Yüce Türk milletinden özür dileyerek, buruk bir 23 Nisan yazısını gecikmeli de olsa sizinle paylaşmak istiyorum.

Türk Milleti"ne, Türk"ün Atasına, Yüce Atatürk"e hakaret edenlerin prim yaptığı bir dönem yaşıyoruz.

İşte böyle bir dönemde neşe dolmuyor insan!

Her yandan kıskaca alınmışız, gidiyoruz bozuk düzen…

TBMM"nin 90. kuruluş yıldönümünü, yani 23 Nisan Milli Egemenlik ve Çocuk Bayramımızı kutlarken sabah yarınımızın büyükleri çocuklarımızın coşkuları ile teselli bulduk. Sonra sık sık eleştirdiğim TRT"nin 23 nisan programlarına takıldım. Ülkü Adatepe"nin sunduğu programı kaç çocuğumuzun izleyebildiğini merak ettim.

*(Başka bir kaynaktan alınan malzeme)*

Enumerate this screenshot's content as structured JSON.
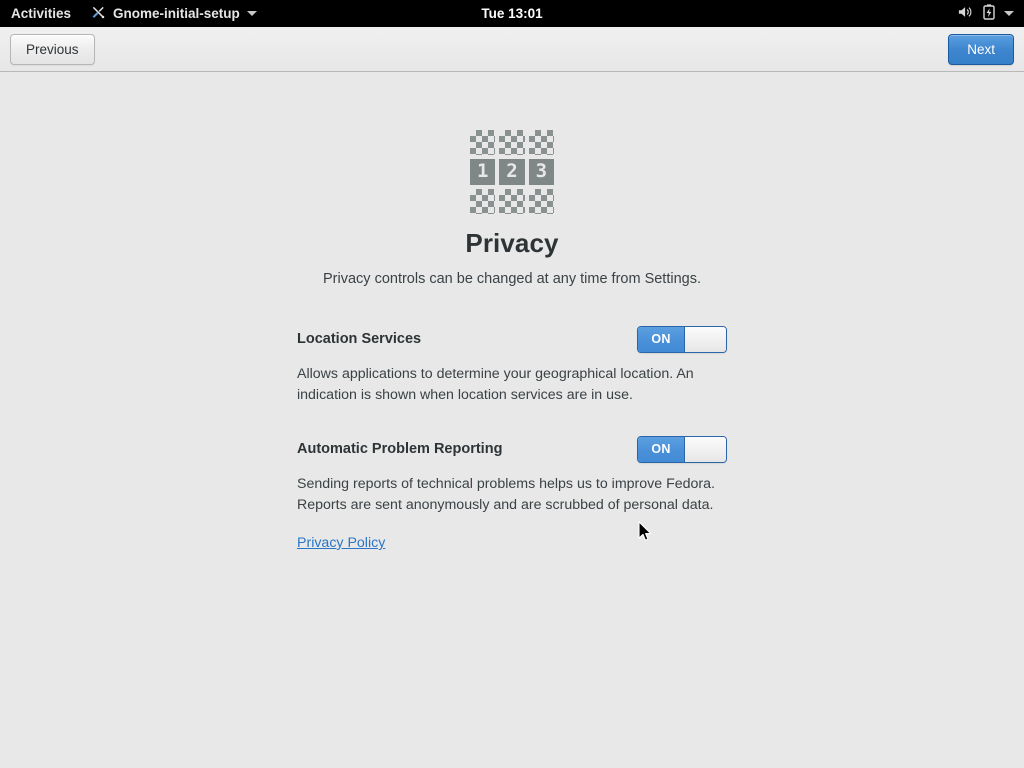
{
  "topbar": {
    "activities_label": "Activities",
    "app_name": "Gnome-initial-setup",
    "app_icon": "crossed-tools-icon",
    "clock": "Tue 13:01",
    "status_icons": [
      "volume-speaker-icon",
      "battery-charging-icon",
      "chevron-down-icon"
    ]
  },
  "headerbar": {
    "previous_label": "Previous",
    "next_label": "Next",
    "accent_color": "#3e86cf"
  },
  "page": {
    "icon": {
      "name": "gnome-initial-setup-123-icon",
      "numbers": [
        "1",
        "2",
        "3"
      ],
      "tile_color": "#7f8787",
      "checker_color": "#8a9191"
    },
    "title": "Privacy",
    "subtitle": "Privacy controls can be changed at any time from Settings."
  },
  "options": [
    {
      "label": "Location Services",
      "toggle_state": "ON",
      "description": "Allows applications to determine your geographical location. An indication is shown when location services are in use."
    },
    {
      "label": "Automatic Problem Reporting",
      "toggle_state": "ON",
      "description": "Sending reports of technical problems helps us to improve Fedora. Reports are sent anonymously and are scrubbed of personal data."
    }
  ],
  "link": {
    "privacy_policy_label": "Privacy Policy",
    "color": "#2a76c6"
  }
}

Sonra da Cuma namazına doğru yol aldım... Cuma tesüdüf değildi, 90. yıldönümü kutlamaları açılış günü olan Cumaya denk düşmüştü. Yüce Atatürk, açılışı Cuma gününe getirirken namazlı Kur'anlı davetiyesinde şöyle diyordu:

“…Vatanın bağımsızlığı, yüce Hilâfet ve Saltanat makamının kurtarılması gibi en mühim ve hayati vazifeleri yapacak olan bu Büyük Millet Meclisi"nin açılış gününü Cuma"ya tesadüf ettirmekle, anılan günün mübarekliğinden istifade ve bütün değerli mebusların hazır bulunmaları ile Hacıbayram Veli Camii Şerifi"nde Cuma namazı kılınarak Kur"an ve namazın nurlarından da feyz alınacaktır. Namazdan sonra, Sakal-ı Şerif ve Sancak-ı Şerif taşınarak Daire-i Mahsusa"ya (İlk Meclis binasına) gidilecektir. Daire-i Mahsusa"ya dahil olmazdan evvel, bir dua okunarak kurbanlar kesilecektir. İşbu merasimde Camii Şerif"ten başlayarak, Daire-i Mahsusa"ya kadar Kolordu Kumandanlığı"nca askeri kıtalar ile özel tertibat alınacaktır.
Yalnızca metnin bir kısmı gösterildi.